Last week, Ethan Hawke hyped the hell out of his next movie with Richard Linklater, calling it “among the greatest films ever made.” He now regrets saying that.
“I don’t know why I said that,” he tells THR. “I’m mad at myself. The problem with doing so many interviews is eventually you lose your mind. It’s like a guy who stayed at the party too long. You just talk too much.”
Oh, come on, Ethan! Just stick with what you said — where’s that Chalamet-level bravado? I don’t believe for a second he didn’t mean it. I wish there were more artists who strived for greatness like he did in that quote.
Regardless, in the same interview, Hawke reiterates that the film is definitely happening: “Rick will tell you, I feel this way about every movie we’ve ever done, but I’m very confident about this. Whenever we make it — and I think it will be this year — it’ll be the heaviest lift of our lives, but we’re really ready.”
Even with the backtracking, I do love Hawke’s enthusiasm for the project. We can sense his excitement — the kind of passion that makes you believe, even if he’s trying not to say it outright, that this movie is something special.

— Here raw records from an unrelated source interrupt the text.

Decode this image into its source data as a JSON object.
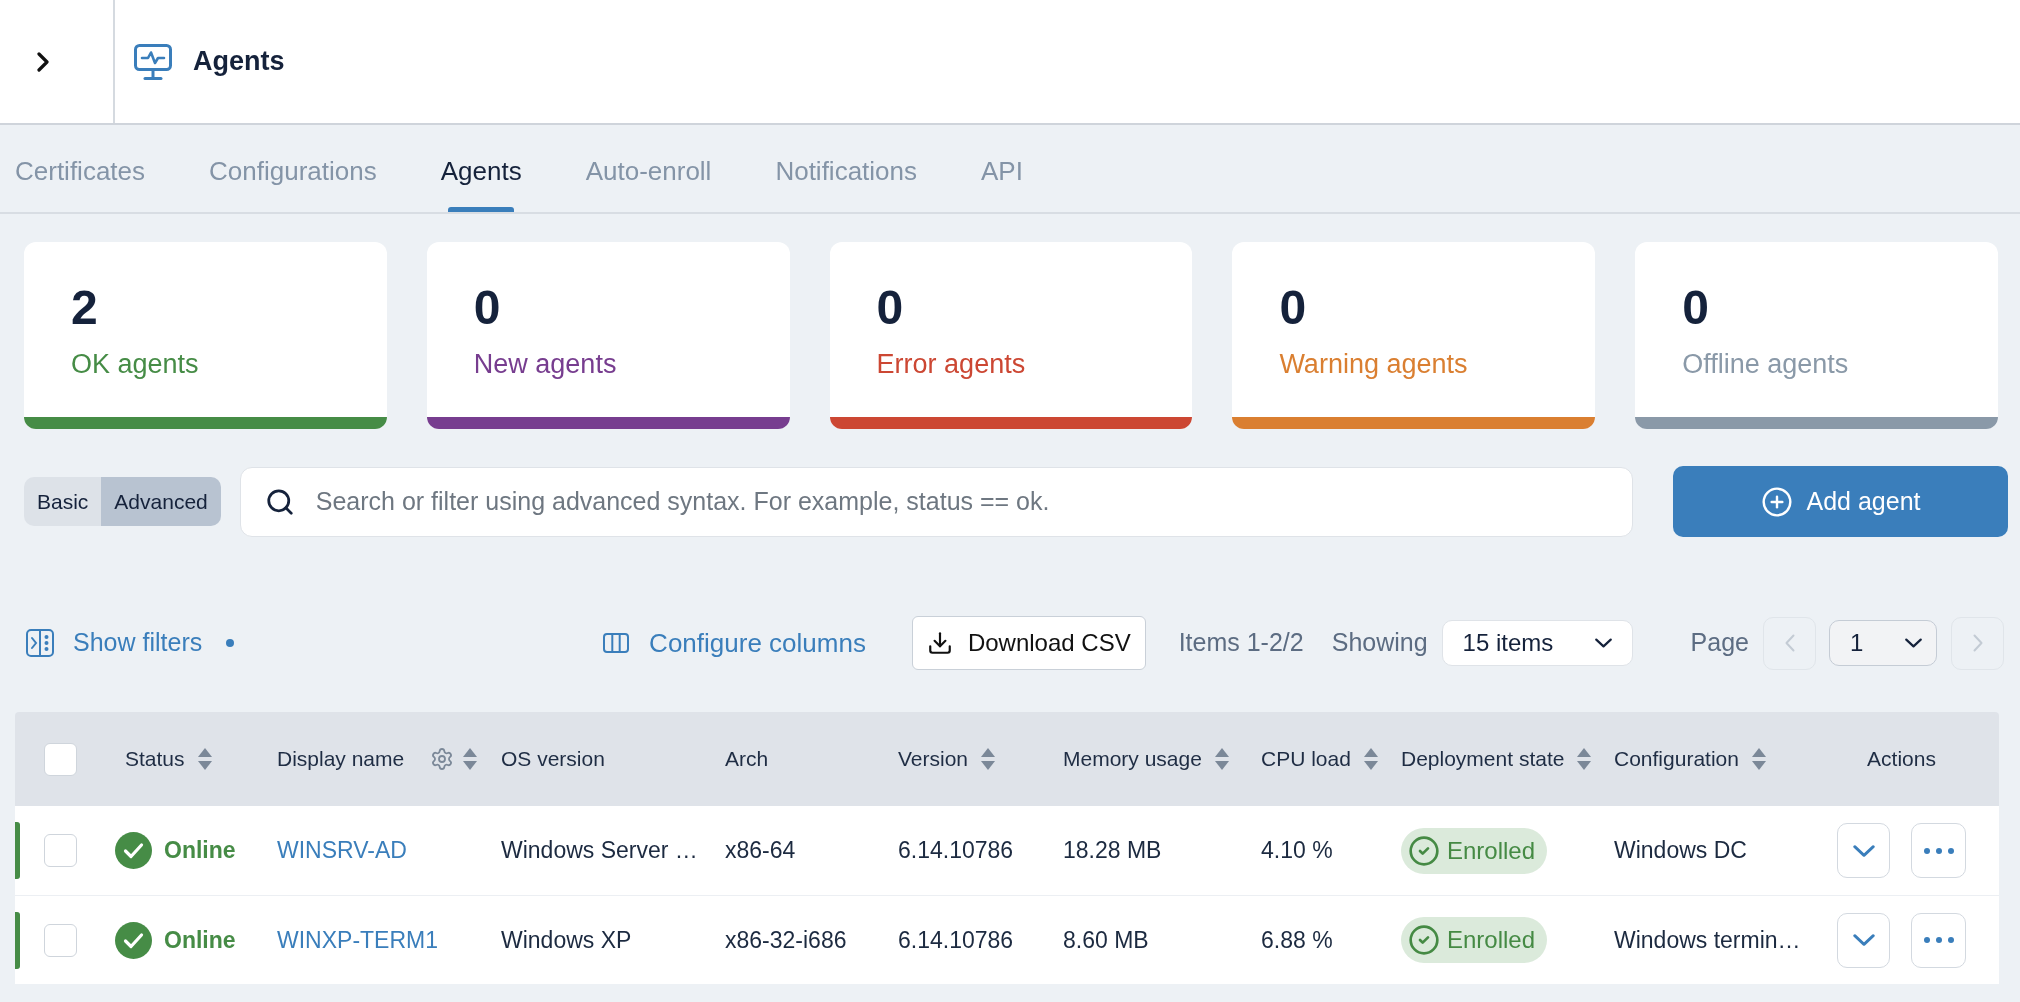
{
  "header": {
    "title": "Agents"
  },
  "tabs": [
    {
      "label": "Certificates",
      "selected": false
    },
    {
      "label": "Configurations",
      "selected": false
    },
    {
      "label": "Agents",
      "selected": true
    },
    {
      "label": "Auto-enroll",
      "selected": false
    },
    {
      "label": "Notifications",
      "selected": false
    },
    {
      "label": "API",
      "selected": false
    }
  ],
  "stats": [
    {
      "value": "2",
      "label": "OK agents",
      "color": "#468c46"
    },
    {
      "value": "0",
      "label": "New agents",
      "color": "#773d8f"
    },
    {
      "value": "0",
      "label": "Error agents",
      "color": "#cc4733"
    },
    {
      "value": "0",
      "label": "Warning agents",
      "color": "#da7f31"
    },
    {
      "value": "0",
      "label": "Offline agents",
      "color": "#8a99a8"
    }
  ],
  "search": {
    "modes": [
      {
        "label": "Basic",
        "selected": false
      },
      {
        "label": "Advanced",
        "selected": true
      }
    ],
    "placeholder": "Search or filter using advanced syntax. For example, status == ok."
  },
  "add_button": {
    "label": "Add agent"
  },
  "toolbar": {
    "show_filters": {
      "label": "Show filters",
      "indicator": true
    },
    "configure_columns": {
      "label": "Configure columns"
    },
    "download": {
      "label": "Download CSV"
    },
    "items": "Items 1-2/2",
    "showing": {
      "label": "Showing",
      "value": "15 items"
    },
    "page": {
      "label": "Page",
      "value": "1",
      "prev_disabled": true,
      "next_disabled": true
    }
  },
  "table": {
    "select_all": {
      "checked": false
    },
    "columns": [
      {
        "label": "Status",
        "kind": "sortable"
      },
      {
        "label": "Display name",
        "kind": "configurable"
      },
      {
        "label": "OS version",
        "kind": "plain"
      },
      {
        "label": "Arch",
        "kind": "plain"
      },
      {
        "label": "Version",
        "kind": "sortable"
      },
      {
        "label": "Memory usage",
        "kind": "sortable"
      },
      {
        "label": "CPU load",
        "kind": "sortable"
      },
      {
        "label": "Deployment state",
        "kind": "sortable"
      },
      {
        "label": "Configuration",
        "kind": "sortable"
      },
      {
        "label": "Actions",
        "kind": "actions"
      }
    ],
    "rows": [
      {
        "checked": false,
        "color": "#468c46",
        "status": "Online",
        "display_name": "WINSRV-AD",
        "os_version": "Windows Server …",
        "arch": "x86-64",
        "version": "6.14.10786",
        "memory_usage": "18.28 MB",
        "cpu_load": "4.10 %",
        "deployment_state": "Enrolled",
        "configuration": "Windows DC"
      },
      {
        "checked": false,
        "color": "#468c46",
        "status": "Online",
        "display_name": "WINXP-TERM1",
        "os_version": "Windows XP",
        "arch": "x86-32-i686",
        "version": "6.14.10786",
        "memory_usage": "8.60 MB",
        "cpu_load": "6.88 %",
        "deployment_state": "Enrolled",
        "configuration": "Windows termin…"
      }
    ]
  }
}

The movie does sound larger in scope, or at least in budget, compared to some of the other films he’s done with Linklater. Still untitled, it will tackle the “hippies of the 1830s and ’40s, the beginnings of feminism, environmentalism, abolitionism — all that.”
Oscar Isaac and Natalie Portman will co-star with Hawke. Production is supposed to start in Boston sometime this year.